Au cœur de son problème théologico-politique, l’histoire de l’Occident s’est aussi constituée comme une « donation » de souveraineté : certes fictive  mais la fiction, c’est toujours très effectif , la donation de Constantin qui conféra la souveraineté du territoire italien et les insignes impériaux romains (signum) à l’évêque de Rome fut le moteur d’un questionnement qui perdure encore sur le rôle du spirituel dans la chose publique[1]. Ce questionnement pourrait se formuler comme suit : où se trouve le lieu, s’il y en a un, du monde céleste, de sa représentation, de son pouvoir aussi, dans le monde qui nous est le plus tangible, le monde terrestre, séculier? Vieux débat entre l’idéal et le sensible, l’abstrait et le concret, ou pour parler le langage de la fiction : la représentation – métaphore ou autre – et la chose elle-même. La pièce Requiem(s) – King Lear : Hygiène sociale… joue continuellement sur les frontières rendues floues entre ces mondes, comme si, au final, leurs limites n’étaient jamais assurées. La scène dans laquelle le spectateur ou la spectatrice se trouve immergé-e se présente alors comme processus et produit de la représentation, et le public y prend part, à son corps défendant. Nature naturante et nature naturée, le « Guide du spectateur » nous avait pourtant mis en garde : le public est autant paysagiste que paysage. Ne pourrait-on pas dès lors interpréter le spectacle lui-même comme une donation de souveraineté, dans laquelle Requiem(s) – King Lear… comme entité constituée est en elle-même le roi Lear, et nous, le public comme corps se constituant, ses filles? N’avons-nous pas été aussi les interprètes de cette pièce? Nous incomberait alors, comme c’était le cas des filles de Lear, la responsabilité de l’accueil – à tout le moins la possibilité de sa réalisation.

Qui au final investit dans la créance de l’autre dans cette histoire de passage, d’héritage, mais aussi de perte de la souveraineté? Il y aurait à se demander encore qui, au sortir du spectacle, est encore prêt à faire crédit de la représentation. Comme si le dernier mot avait été donné à un Shakespeare spectral veillant de près la postérité de son œuvre :

All the world’s a stage,
And all the men and women, meerely Players;
They haue their Exits and their Entrances,
And one man in his time playes many parts… (As You Like It, 1599)

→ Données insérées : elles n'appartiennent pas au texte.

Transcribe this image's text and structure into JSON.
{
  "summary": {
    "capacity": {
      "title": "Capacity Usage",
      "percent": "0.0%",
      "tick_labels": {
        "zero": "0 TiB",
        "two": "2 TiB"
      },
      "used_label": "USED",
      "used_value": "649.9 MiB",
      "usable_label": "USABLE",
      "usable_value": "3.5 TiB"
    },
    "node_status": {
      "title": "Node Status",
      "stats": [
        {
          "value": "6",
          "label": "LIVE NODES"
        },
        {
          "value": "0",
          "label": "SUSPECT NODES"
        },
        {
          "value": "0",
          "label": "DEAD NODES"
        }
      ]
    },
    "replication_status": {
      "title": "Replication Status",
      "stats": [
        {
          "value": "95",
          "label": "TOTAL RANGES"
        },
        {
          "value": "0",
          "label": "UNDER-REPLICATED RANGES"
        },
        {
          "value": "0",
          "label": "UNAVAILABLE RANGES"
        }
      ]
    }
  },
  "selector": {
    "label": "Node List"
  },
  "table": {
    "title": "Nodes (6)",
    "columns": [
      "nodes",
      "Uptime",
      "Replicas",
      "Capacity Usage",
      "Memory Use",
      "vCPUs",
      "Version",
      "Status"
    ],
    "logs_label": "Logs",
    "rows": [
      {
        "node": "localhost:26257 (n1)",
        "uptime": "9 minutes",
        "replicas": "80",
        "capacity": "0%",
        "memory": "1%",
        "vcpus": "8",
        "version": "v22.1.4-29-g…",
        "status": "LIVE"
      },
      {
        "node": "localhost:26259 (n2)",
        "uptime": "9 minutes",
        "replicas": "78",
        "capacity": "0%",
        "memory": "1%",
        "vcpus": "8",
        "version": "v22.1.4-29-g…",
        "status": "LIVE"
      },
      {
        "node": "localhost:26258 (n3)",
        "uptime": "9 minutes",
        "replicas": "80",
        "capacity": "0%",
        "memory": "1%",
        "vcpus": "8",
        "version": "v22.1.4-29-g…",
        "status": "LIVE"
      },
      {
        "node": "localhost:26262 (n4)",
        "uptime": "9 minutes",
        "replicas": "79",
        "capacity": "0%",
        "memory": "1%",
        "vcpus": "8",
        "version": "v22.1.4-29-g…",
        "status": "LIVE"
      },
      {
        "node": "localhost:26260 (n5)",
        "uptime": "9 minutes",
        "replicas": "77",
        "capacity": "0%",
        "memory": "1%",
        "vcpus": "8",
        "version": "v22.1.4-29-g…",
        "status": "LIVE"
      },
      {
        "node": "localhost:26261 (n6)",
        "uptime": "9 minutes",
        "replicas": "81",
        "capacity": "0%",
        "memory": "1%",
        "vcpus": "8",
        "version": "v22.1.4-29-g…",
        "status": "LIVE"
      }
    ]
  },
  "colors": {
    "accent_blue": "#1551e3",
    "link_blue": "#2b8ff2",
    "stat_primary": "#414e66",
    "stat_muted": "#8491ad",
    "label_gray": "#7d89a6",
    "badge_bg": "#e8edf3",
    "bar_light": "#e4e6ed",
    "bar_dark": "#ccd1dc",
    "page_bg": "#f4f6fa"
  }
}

Dernière représentation : ce soir, 17 janvier 2015, à l’Espace libre, 1945 rue Fullum, Montréal.

 

Mise en scène : Hanna Abd El Nour
Distribution : Jérémie Aubry, Angie Cheng, Sarah Chouinard-Poirier, Ève Gadouas, Nora Guerch, Karina Iraola et Julien Thibeault
Conception : Jean-François Blouin (conception sonore), Mazen Chamseddine (installation et espace), Fruzsina Lanyi (costumes), Martin Sirois (lumières)
Dramaturgie : Ali Youssof
Direction de production : Laurence Croteau-Langevin
Régie et assistance à la mise en scène : Camille Robillard

[1] Je ne veux pas alourdir le texte qui est déjà trop long – ce ne devait être pourtant qu’une courte note –, mais sur cette question de la donation de la souveraineté dans King Lear, il faut absolument voir une des adaptations les plus fidèles de Shakespeare, à force peut-être d’être infidèle, celle de Ran d’Akira Kurosawa (1985) où le rôle symbolique des insignes de la maison du père (Hidetora Ichimonji) devient l’élément déclencheur du récit qui se soldera par la ruine d’une famille. La révolte de Taro, le fils aîné contre son père, découle de son orgueil : certes il possède le château principal, mais il lui manque encore la bannière et le titre du père qui voulait les conserver jusqu’à sa mort (voir la scène du fou Kyoami qui s’empare de l’étendard).